我有一个数据帧,其中每一行代表时间序列的一部分。
我需要创建一个长达数年的总时间序列,最多数百个单位。
因此,每一行都会在特定时间段内设置一个值,然后需要恢复到给定的最大值(由maks提供)。
在此处查看示例:
代码:
library(tidyr)
library(dplyr)
# My data for 3 units
df <- structure(list(Unit = structure(c(1L, 1L, 1L, 2L, 2L, 2L, 3L,
3L, 3L), .Label = c("A", "B", "C"), class = "factor"), Limit = c(850L,
655L, 500L, 1000L, 100L, 75L, 0L, 600L, 635L), Max = c(1310L,
1310L, 1310L, 1300L, 1300L, 1300L, 915L, 915L, 915L), startDate = structure(c(1483250400,
1430481600, 1546286400, 1421280000, 1498813200, 1546300800, 1420869600,
1527876000, 1463097600), class = c("POSIXct", "POSIXt"), tzone = "UTC"),
endDate = structure(c(1496275200, 1451520000, 1609459200,
1426431600, 1527811200, 1577836800, 1433170800, 1546383600,
1464807600), class = c("POSIXct", "POSIXt"), tzone = "UTC")), row.names = c(NA,
-9L), class = "data.frame")
# Doing a loop to create time series for each row
d <- NULL
for(i in 1:nrow(df)) {
d <- rbind(d, data.frame(Date = seq.POSIXt(from = df$startDate[i], to = df$endDate[i], by = "hour"),
value = df$Limit[i],
unit = df$Unit[i]))
}
# Spread it out to a nice data frame
d <- spread(d, unit, value = value)
# Left join on a global time series
globalStart <- as.POSIXct("2015-01-01 00:00:00", tz = "UTC")

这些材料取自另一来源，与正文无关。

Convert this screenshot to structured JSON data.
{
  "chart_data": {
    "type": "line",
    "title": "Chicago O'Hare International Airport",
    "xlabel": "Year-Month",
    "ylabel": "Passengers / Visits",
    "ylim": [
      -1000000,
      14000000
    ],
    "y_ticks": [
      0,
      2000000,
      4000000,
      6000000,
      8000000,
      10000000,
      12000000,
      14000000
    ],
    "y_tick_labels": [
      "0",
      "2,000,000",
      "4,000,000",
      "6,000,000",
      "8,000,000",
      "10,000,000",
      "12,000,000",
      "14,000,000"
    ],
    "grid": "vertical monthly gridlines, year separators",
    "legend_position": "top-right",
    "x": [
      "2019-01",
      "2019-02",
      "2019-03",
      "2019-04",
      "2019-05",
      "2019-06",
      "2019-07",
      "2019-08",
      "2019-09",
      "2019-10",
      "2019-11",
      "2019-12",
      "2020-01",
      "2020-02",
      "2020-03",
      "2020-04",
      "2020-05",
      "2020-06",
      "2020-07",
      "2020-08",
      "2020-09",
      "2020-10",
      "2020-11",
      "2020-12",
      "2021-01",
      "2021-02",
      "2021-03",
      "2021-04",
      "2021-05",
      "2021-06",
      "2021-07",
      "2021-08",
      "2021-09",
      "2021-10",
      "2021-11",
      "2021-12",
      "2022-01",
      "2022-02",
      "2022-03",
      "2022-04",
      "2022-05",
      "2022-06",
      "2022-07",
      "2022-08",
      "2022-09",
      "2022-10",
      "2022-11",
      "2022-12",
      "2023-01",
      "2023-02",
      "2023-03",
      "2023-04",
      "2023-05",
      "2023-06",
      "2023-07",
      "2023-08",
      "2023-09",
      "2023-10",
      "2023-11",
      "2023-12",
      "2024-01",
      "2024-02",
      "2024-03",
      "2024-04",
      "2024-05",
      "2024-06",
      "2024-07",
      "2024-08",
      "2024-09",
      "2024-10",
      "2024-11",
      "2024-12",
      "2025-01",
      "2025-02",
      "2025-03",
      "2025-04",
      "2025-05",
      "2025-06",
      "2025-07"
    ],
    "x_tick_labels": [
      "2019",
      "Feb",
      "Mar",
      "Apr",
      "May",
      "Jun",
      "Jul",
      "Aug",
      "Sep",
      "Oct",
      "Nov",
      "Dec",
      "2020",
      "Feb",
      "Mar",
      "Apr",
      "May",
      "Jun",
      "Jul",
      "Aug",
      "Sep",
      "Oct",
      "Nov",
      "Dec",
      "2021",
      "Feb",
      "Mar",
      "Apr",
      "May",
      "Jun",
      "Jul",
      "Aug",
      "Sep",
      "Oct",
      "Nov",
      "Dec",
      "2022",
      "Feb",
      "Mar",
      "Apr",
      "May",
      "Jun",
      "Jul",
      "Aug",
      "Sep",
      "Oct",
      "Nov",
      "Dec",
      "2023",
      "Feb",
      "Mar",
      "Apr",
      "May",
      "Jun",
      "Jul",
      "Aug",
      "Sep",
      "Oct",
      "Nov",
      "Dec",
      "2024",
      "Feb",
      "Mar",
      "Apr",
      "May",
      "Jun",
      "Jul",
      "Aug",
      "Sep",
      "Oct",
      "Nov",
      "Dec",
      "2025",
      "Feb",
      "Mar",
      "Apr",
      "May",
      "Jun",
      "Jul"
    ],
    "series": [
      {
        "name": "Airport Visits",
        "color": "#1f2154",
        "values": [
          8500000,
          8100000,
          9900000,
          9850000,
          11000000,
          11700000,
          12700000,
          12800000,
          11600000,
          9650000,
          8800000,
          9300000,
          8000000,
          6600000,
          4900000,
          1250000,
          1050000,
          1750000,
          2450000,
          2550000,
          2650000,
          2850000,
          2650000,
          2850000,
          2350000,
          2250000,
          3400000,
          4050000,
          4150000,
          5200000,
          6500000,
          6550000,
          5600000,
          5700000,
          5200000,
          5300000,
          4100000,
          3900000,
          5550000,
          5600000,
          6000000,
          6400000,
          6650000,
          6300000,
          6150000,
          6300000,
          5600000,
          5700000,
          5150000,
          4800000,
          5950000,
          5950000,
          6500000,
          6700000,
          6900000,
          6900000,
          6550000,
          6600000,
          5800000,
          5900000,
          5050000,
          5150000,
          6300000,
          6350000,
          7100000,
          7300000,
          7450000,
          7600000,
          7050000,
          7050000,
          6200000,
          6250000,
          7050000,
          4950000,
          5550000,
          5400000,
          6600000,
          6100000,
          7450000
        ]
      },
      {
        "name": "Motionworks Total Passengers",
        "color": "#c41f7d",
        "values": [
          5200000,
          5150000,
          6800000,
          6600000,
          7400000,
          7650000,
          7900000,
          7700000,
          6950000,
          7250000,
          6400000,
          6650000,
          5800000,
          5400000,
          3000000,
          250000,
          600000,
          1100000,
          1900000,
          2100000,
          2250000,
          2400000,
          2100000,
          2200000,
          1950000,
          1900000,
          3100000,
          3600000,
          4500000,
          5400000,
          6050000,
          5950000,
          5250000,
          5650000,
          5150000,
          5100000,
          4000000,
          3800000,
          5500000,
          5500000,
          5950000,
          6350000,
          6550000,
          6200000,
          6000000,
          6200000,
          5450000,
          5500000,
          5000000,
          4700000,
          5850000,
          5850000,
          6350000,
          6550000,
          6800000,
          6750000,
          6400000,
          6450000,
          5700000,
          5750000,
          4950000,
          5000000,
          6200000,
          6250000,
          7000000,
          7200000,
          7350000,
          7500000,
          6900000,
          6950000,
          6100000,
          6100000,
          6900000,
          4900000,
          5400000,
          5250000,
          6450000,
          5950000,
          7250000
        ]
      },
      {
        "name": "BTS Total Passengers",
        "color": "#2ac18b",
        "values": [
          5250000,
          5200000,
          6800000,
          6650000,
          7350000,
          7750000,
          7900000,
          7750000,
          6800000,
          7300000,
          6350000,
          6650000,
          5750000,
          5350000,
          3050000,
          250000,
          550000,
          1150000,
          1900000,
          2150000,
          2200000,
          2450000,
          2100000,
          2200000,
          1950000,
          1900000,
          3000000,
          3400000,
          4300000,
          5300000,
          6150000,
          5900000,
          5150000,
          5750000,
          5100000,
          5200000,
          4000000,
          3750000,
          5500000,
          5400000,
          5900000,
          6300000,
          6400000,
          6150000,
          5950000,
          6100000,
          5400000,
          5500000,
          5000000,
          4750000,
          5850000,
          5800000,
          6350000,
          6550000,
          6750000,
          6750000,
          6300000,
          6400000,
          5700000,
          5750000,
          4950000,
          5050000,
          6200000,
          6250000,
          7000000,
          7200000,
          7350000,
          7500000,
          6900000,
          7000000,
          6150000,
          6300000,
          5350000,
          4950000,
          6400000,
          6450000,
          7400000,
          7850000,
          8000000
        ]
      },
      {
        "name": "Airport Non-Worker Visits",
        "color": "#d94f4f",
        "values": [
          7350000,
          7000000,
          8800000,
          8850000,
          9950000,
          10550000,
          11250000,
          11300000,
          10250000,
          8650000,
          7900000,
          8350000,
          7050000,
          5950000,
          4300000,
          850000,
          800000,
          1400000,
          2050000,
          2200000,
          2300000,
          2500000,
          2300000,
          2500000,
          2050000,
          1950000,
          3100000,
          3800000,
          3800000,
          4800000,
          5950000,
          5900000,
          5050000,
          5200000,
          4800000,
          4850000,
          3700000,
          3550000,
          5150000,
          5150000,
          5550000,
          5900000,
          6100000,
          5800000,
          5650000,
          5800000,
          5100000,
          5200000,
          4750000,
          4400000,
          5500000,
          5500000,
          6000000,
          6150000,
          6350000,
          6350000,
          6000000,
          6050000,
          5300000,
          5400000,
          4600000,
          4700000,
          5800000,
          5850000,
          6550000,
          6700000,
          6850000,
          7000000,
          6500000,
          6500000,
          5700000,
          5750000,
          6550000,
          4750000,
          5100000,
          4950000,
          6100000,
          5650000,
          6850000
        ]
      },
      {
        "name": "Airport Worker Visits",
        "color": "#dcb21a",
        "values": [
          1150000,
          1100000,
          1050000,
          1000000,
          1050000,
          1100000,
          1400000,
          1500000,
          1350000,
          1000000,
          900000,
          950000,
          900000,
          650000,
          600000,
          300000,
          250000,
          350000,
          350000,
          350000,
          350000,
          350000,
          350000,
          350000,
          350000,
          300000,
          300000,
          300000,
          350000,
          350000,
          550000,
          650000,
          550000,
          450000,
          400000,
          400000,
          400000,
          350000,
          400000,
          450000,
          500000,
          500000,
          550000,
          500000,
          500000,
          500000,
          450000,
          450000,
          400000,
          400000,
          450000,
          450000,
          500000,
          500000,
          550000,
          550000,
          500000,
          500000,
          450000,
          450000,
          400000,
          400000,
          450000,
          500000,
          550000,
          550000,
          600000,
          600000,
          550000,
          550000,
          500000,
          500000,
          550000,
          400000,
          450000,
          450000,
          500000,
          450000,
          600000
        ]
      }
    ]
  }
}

globalEnd <- as.POSIXct("2021-12-01 00:00:00", tz = "UTC")
dfResult <- data.frame(Date = seq.POSIXt(from = globalStart, to = globalEnd, by = "hour"))
# Now join it together
dfResult <- left_join(dfResult, d, by = "Date")
# Add values to fill out NA with max
maks <- c(915, 1315, 900)
dfResult[is.na(dfResult[, 2]), 2] <- maks[1]
dfResult[is.na(dfResult[, 3]), 3] <- maks[2]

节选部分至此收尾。